The Biot approach involves the RANS or VARANS equations for the wave module and the Biot’s equations for the seabed module. Biot’s equations are used to obtain the seabed displacement and stresses. The wave model is responsible for the wave generation and propagation, and it determines the pressure, $p_f$, and stresses, ${\tau }_{f,b}$, acting on th seabed and marine structures. The outputs of the wave module are used as boundary conditions for the seabed module. The studies that used Biot’s equations for the seabed module focus more on the stress field and pressures, which is, the mechanical behaviour of the seabed.

3.

The full multiphase approach is the more complex approach and is difficult to implement numerically. It solves each phase (sediment, water, and air) with the Navier–Stokes equations (mass and momentum) at the same time and space. Most of the studies are based on small-scale problems given the very high computational costs that are associated with its use.

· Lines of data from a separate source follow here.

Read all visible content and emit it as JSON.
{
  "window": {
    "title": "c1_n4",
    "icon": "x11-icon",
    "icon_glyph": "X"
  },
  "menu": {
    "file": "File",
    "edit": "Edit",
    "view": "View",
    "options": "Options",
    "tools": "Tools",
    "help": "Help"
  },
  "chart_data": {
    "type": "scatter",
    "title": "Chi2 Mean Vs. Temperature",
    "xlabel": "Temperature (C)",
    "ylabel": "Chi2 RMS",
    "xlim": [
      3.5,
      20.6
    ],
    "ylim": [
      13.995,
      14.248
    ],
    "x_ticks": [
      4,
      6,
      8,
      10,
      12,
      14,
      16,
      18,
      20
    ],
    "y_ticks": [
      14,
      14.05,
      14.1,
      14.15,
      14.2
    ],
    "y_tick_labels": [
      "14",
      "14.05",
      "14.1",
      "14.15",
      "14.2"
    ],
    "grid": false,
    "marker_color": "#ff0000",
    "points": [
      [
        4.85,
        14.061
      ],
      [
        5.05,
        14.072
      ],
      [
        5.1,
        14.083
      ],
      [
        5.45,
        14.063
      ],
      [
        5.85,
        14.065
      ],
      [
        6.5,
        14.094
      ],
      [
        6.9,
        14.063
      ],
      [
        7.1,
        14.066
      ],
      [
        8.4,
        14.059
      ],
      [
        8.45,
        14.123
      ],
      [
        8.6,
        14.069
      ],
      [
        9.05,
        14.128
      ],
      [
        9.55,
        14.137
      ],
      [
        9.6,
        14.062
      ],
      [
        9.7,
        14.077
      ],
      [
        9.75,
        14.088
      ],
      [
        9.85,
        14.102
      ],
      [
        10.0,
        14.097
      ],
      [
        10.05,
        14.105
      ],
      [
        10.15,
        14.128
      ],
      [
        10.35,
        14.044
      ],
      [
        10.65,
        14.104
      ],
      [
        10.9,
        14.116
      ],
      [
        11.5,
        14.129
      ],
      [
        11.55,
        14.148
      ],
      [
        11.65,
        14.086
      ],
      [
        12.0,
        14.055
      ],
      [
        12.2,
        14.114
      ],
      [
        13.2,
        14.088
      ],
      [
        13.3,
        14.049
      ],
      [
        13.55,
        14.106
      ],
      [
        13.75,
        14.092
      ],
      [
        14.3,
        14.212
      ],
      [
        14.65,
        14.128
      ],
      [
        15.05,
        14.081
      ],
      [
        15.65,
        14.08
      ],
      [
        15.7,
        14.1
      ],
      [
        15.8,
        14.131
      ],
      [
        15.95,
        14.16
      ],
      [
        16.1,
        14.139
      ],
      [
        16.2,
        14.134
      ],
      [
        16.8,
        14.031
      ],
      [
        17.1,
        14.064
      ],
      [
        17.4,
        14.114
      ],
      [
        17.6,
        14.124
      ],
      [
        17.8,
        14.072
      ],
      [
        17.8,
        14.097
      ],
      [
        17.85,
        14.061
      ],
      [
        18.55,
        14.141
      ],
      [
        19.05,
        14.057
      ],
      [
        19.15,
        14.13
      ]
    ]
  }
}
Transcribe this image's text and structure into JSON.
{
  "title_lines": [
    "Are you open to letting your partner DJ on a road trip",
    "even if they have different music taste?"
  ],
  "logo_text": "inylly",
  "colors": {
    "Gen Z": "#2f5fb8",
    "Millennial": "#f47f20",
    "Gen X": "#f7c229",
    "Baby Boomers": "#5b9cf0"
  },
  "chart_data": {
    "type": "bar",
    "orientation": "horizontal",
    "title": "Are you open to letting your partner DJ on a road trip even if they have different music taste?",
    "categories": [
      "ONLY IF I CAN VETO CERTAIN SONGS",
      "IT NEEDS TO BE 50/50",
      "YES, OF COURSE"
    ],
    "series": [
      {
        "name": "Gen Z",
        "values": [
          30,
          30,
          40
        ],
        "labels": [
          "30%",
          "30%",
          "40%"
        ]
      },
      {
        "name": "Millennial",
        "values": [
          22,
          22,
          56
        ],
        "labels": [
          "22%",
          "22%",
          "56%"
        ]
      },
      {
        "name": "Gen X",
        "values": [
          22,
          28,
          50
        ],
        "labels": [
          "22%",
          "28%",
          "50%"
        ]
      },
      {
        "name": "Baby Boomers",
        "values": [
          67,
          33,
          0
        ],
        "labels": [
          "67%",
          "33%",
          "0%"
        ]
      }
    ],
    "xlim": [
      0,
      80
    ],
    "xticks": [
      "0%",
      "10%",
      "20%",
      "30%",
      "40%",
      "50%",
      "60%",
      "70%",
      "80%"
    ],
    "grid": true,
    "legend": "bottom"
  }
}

This paper describes the general concept and methodology of each numerical approach for modelling wave–structure–seabed interactions. However, there are certain aspects when developing a numerical model that need to be studied in more detail and that were not the focus of this review: (i) the turbulence model that best characterizes the near-bed turbulent flow–structure and the turbulent flow interactions with the structure; (ii) the particle stresses, which is, the rheological models that provides a functional relation between the stresses and strains of the seabed under wave action; and (iii) the optimal boundary and initial conditions for each numerical approach.